Her newest "research" with the Washington Policy Center's name attached to it is prima facie ridiculous, but I've seen at least three conservative people on Facebook--people that I have an awful lot of respect for--repeat it as a verifiable truth, and that's maddening.  I think, unfortunately, that it gives some of them a conclusion that they really want to believe, but this isn't research, and the fact that it's given any sort of credence is a pretty powerful statement about just how dishonest the debate around school reform has gotten.  I'm not going to bother to fisk the whole diatribe, but here's the money paragraph:
In 2012-13, Washington school districts report they paid salaries and benefits to private outside labor organizations for the equivalent of 60 full-time positions, enough to provide full teaching staff for two elementary schools. The funds were diverted through a budgeted account called “Duty Code 61, Suffix 0, Certificated on Leave.” Union executives received an average of $68,783 each per year in public education funds, or about $7,000 more than the average pay of teachers who worked in Washington public school classrooms during the 2012-13 school year.
 That would certainly be a scandal.  That would also be a clear violation of state law as a gift of public funds, so if this is real (spoiler: it isn't), Liv should be filing formal complaints against every single one of those school districts for violating state law.  She's got them dead to rights!

Here's why Liv isn't beating a path to the courthouse door:  she herself knows that she's full of shit, because she made this same mistake three years ago in an attack against Mary Lindquist.  It was pointed out to her nicely in the comments section (lost, unfortunately, when the blog moved over) and far less nicely by me here on this blog that the money that school districts pay out for full-time release union presidents is reimbursed by the unions they're elected to lead.  There is no giveaway of tax dollars here--that would be illegal, and do you really think that school district superintendents would allow it to happen?

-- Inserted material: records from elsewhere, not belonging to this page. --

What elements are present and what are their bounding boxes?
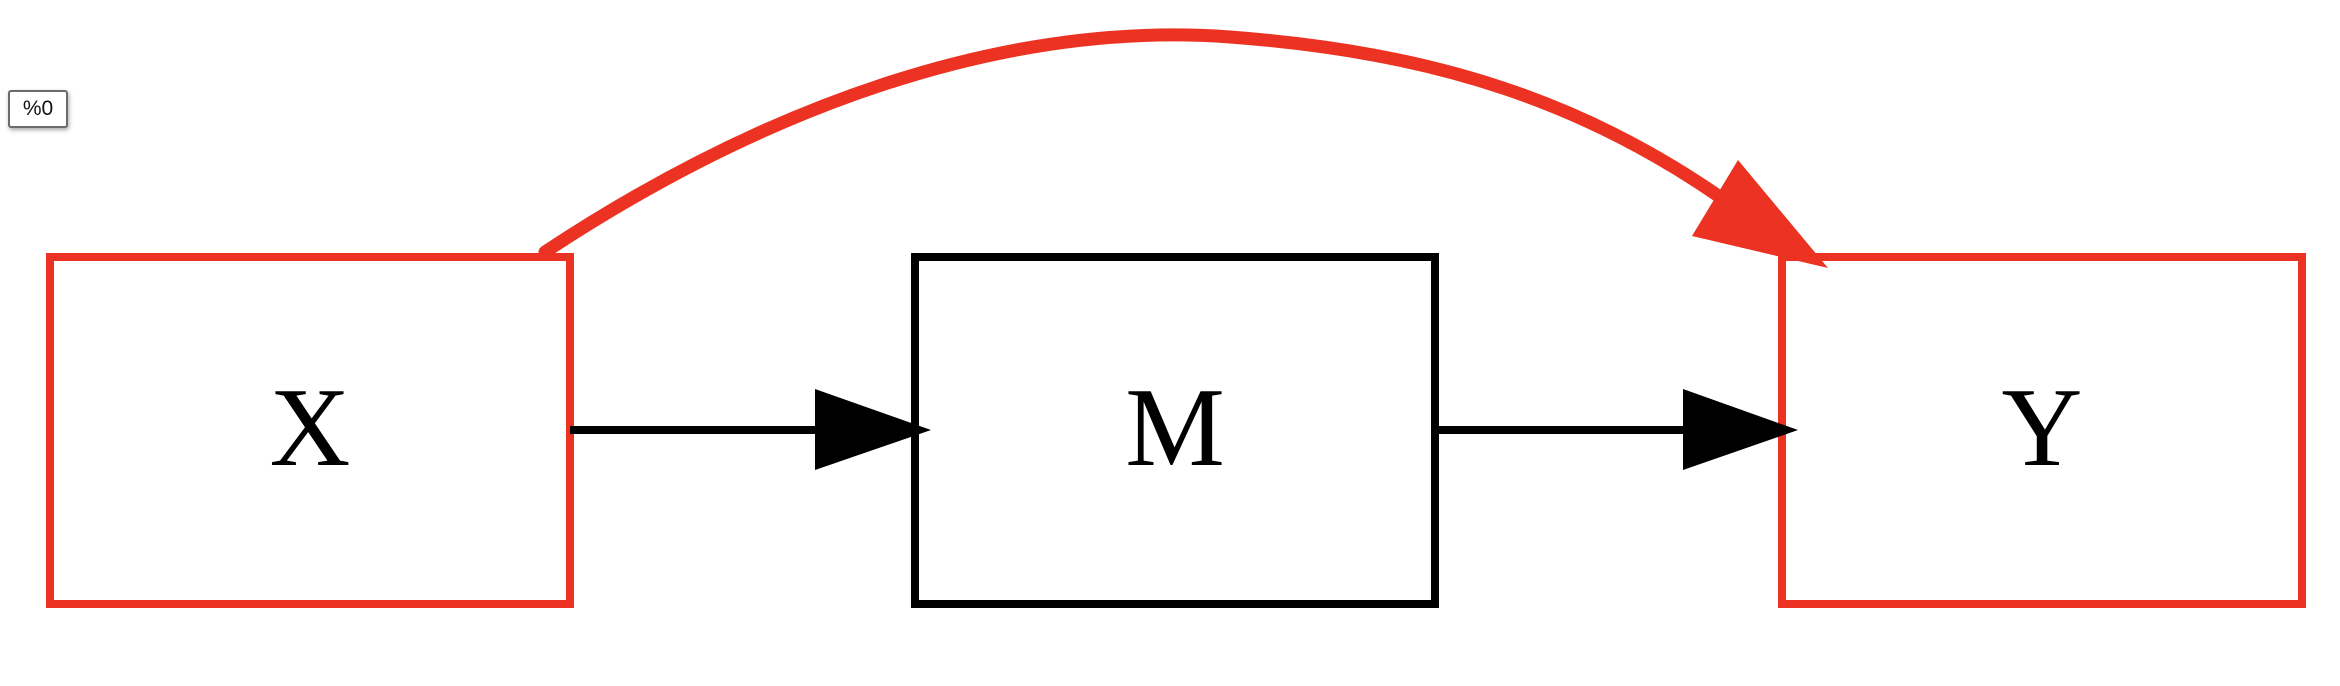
node-x-label: X: [270, 366, 351, 490]
edge-m-to-y: [1435, 389, 1798, 470]
edge-x-to-m: [570, 389, 931, 470]
graph-title-tag: %0: [8, 90, 68, 128]
node-x-box: [46, 253, 574, 608]
node-m[interactable]: M: [911, 253, 1439, 608]
edge-x-to-m-arrowhead: [815, 389, 931, 470]
edge-m-to-y-arrowhead: [1683, 389, 1798, 470]
edge-x-to-y-curve: [538, 28, 1752, 259]
edge-x-to-y-arrowhead: [1692, 160, 1828, 268]
node-x[interactable]: X: [46, 253, 574, 608]
node-m-label: M: [1125, 366, 1225, 490]
edge-x-to-y: [538, 28, 1828, 268]
node-y[interactable]: Y: [1778, 253, 2306, 608]
node-y-box: [1778, 253, 2306, 608]
node-y-label: Y: [2002, 366, 2083, 490]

I was polite enough to call it a lie of omission back then, but when the lie has been pointed out and is repeated again it's more than appropriate to just call it intentional.  Liv repeats it because it scores the points that she wants to score, which is perfectly fine, but it certainly isn't "research" in any acceptable sense of the word.

Then there's the chart at the bottom of her post, where Liv names names and calls out those 60 full-time union positions.  Let's talk about some of those names:

*She says that Mabton, with less than 900 students, has a full time union president.  The guy on her list was arrested in May of 2012 for theft, and resigned in September.  Liv should know better than to use the preliminary S275 data to make a chart like this, but research is haaaaaaaard.
*Kirstin Nicholson is, in fact, the president of the Central Kitsap EA, but given that she's one (1) person I doubt that she's really released as three (3) FTE employees.  For Christ's sake, Liv, you didn't notice that when you published the chart?
*Tacoma must have one hell of a union, because they apparently have 11 different union officers on full time release, which would be a neat trick when places like Seattle, Spokane, and Kent only have 1.
*And one of those 11 is a principal, who is by definition not a WEA member.  The $115,000 salary is a bit of a tell in that regard, something I would expect an education expert like Liv to pick up on.  Through the magic of Google here's an article about when she got in trouble for cussing at kids.

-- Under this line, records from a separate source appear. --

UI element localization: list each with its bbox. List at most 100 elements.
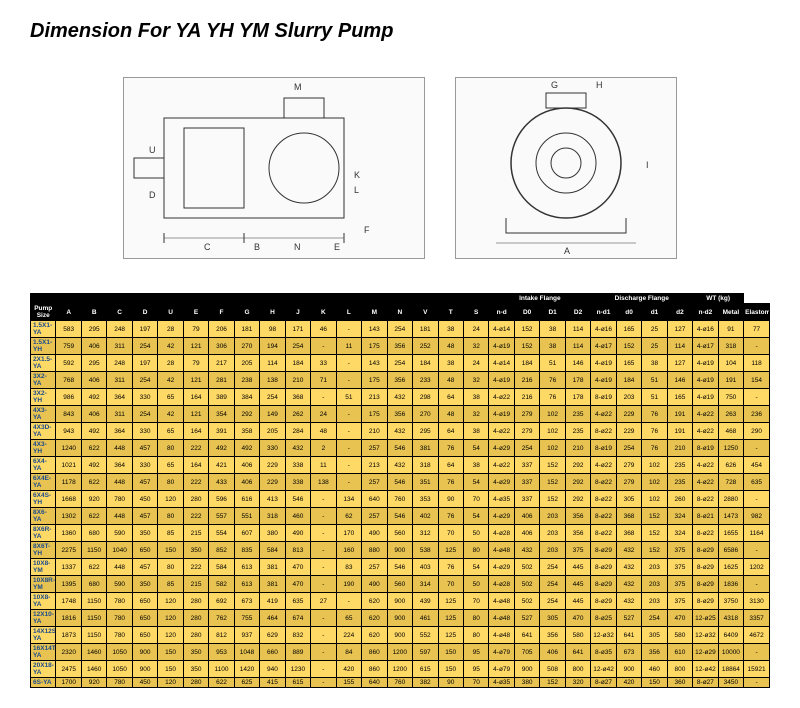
dim-cell: 12-ø42 [591, 661, 616, 678]
dim-cell: 4672 [744, 627, 770, 644]
dim-cell: 152 [514, 321, 539, 338]
dim-cell: 42 [158, 372, 183, 389]
dim-cell: 583 [56, 321, 81, 338]
dim-cell: 900 [387, 610, 412, 627]
table-row: 10X8-YM133762244845780222584613381470-83… [31, 559, 770, 576]
dim-cell: 18864 [718, 661, 743, 678]
dim-cell: 835 [234, 542, 259, 559]
dim-cell: 900 [132, 661, 157, 678]
dim-cell: 4-ø19 [489, 372, 514, 389]
dim-cell: 364 [107, 457, 132, 474]
dim-cell: 4-ø19 [693, 389, 718, 406]
dim-cell: 165 [616, 355, 641, 372]
dim-cell: 460 [642, 661, 667, 678]
dim-cell: 54 [463, 559, 488, 576]
dim-cell: 629 [260, 627, 285, 644]
table-row: 10X8-YA174811507806501202806926734196352… [31, 593, 770, 610]
dim-cell: 38 [463, 389, 488, 406]
dim-cell: 986 [56, 389, 81, 406]
dim-cell: 780 [107, 627, 132, 644]
svg-text:I: I [646, 160, 649, 170]
front-view-diagram: G H I A [455, 77, 677, 259]
dim-cell: 538 [413, 542, 438, 559]
dim-cell: 146 [667, 372, 692, 389]
dim-cell: 2275 [56, 542, 81, 559]
dim-cell: 233 [413, 372, 438, 389]
dim-cell: 90 [438, 678, 463, 688]
table-row: 1.5X1-YH75940631125442121306270194254-11… [31, 338, 770, 355]
dim-cell: 257 [362, 440, 387, 457]
dim-cell: 38 [463, 423, 488, 440]
dim-cell: 254 [132, 406, 157, 423]
dim-cell: 8-ø25 [591, 610, 616, 627]
dim-cell: 150 [438, 661, 463, 678]
dim-cell: 8-ø29 [693, 576, 718, 593]
dim-cell: 889 [285, 644, 310, 661]
dim-cell: 590 [107, 576, 132, 593]
dim-cell: 76 [642, 423, 667, 440]
dim-cell: 114 [565, 338, 590, 355]
dim-cell: 4-ø79 [489, 644, 514, 661]
dim-cell: 832 [285, 627, 310, 644]
dim-cell: 84 [336, 644, 361, 661]
dim-cell: 64 [438, 457, 463, 474]
dim-cell: - [336, 423, 361, 440]
dim-cell: 146 [565, 355, 590, 372]
dim-cell: 171 [285, 321, 310, 338]
dim-cell: 780 [107, 491, 132, 508]
dim-cell: 457 [132, 508, 157, 525]
dim-cell: 127 [667, 355, 692, 372]
dim-cell: 224 [336, 627, 361, 644]
dim-cell: 8-ø21 [693, 508, 718, 525]
dim-cell: 673 [234, 593, 259, 610]
dim-cell: 165 [667, 389, 692, 406]
dim-cell: 254 [132, 372, 157, 389]
dim-cell: 311 [107, 338, 132, 355]
dim-cell: 920 [81, 678, 106, 688]
dim-cell: 90 [438, 491, 463, 508]
dim-cell: 254 [285, 338, 310, 355]
dim-cell: 279 [616, 474, 641, 491]
dim-cell: 120 [158, 610, 183, 627]
dim-cell: 4-ø48 [489, 593, 514, 610]
dim-cell: 254 [540, 559, 565, 576]
dim-cell: 4-ø14 [489, 355, 514, 372]
pump-size-cell: 6X4S-YH [31, 491, 56, 508]
dim-cell: 4-ø14 [489, 321, 514, 338]
dim-cell: 80 [158, 559, 183, 576]
dim-cell: 8-ø29 [591, 559, 616, 576]
dim-cell: 554 [209, 525, 234, 542]
dim-cell: 4-ø48 [489, 542, 514, 559]
dim-cell: 178 [565, 372, 590, 389]
dim-cell: 780 [107, 610, 132, 627]
dim-cell: 490 [362, 525, 387, 542]
pump-size-cell: 4X3D-YA [31, 423, 56, 440]
dim-cell: - [311, 610, 336, 627]
dim-cell: 125 [438, 542, 463, 559]
dim-cell: - [336, 593, 361, 610]
dim-cell: 584 [209, 559, 234, 576]
dim-cell: 900 [132, 644, 157, 661]
dim-cell: 210 [285, 372, 310, 389]
dim-cell: 2 [311, 440, 336, 457]
dim-cell: 306 [209, 338, 234, 355]
dim-cell: 324 [667, 508, 692, 525]
dim-cell: 260 [667, 491, 692, 508]
dim-cell: 1873 [56, 627, 81, 644]
table-row: 6S-YA1700920780450120280622625415615-155… [31, 678, 770, 688]
dim-cell: 546 [387, 440, 412, 457]
pump-size-cell: 3X2-YA [31, 372, 56, 389]
dim-cell: 590 [107, 525, 132, 542]
dim-cell: 279 [616, 457, 641, 474]
dim-cell: 280 [183, 610, 208, 627]
dim-cell: 38 [463, 457, 488, 474]
dim-cell: 295 [413, 423, 438, 440]
dim-cell: - [744, 542, 770, 559]
dim-cell: 450 [132, 678, 157, 688]
dim-cell: 152 [540, 474, 565, 491]
dim-cell: 114 [565, 321, 590, 338]
col-header: C [107, 304, 132, 321]
dim-cell: 292 [565, 491, 590, 508]
dim-cell: 8-ø19 [693, 440, 718, 457]
dim-cell: 254 [387, 355, 412, 372]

So we don't really know how many of the people on that list are union leave.  Because Liv couldn't be arsed to do the basic fundamentals of fact checking and proof reading, her entire "research" is flawed.  This would fail most college classes, but apparently it's A-OK for the Washington Policy Center, and that's regrettable.

I may disagree on policy with the Freedom Foundation, but they're at least thorough.  We may have different conclusions, but I can at least look at the material they put out and see how they got there.  Plus, I respect Trent England's beard.

The Washington Policy Center, though, is a joke on education reform. This is an absolute, provable certainty, and it's never going to get any better.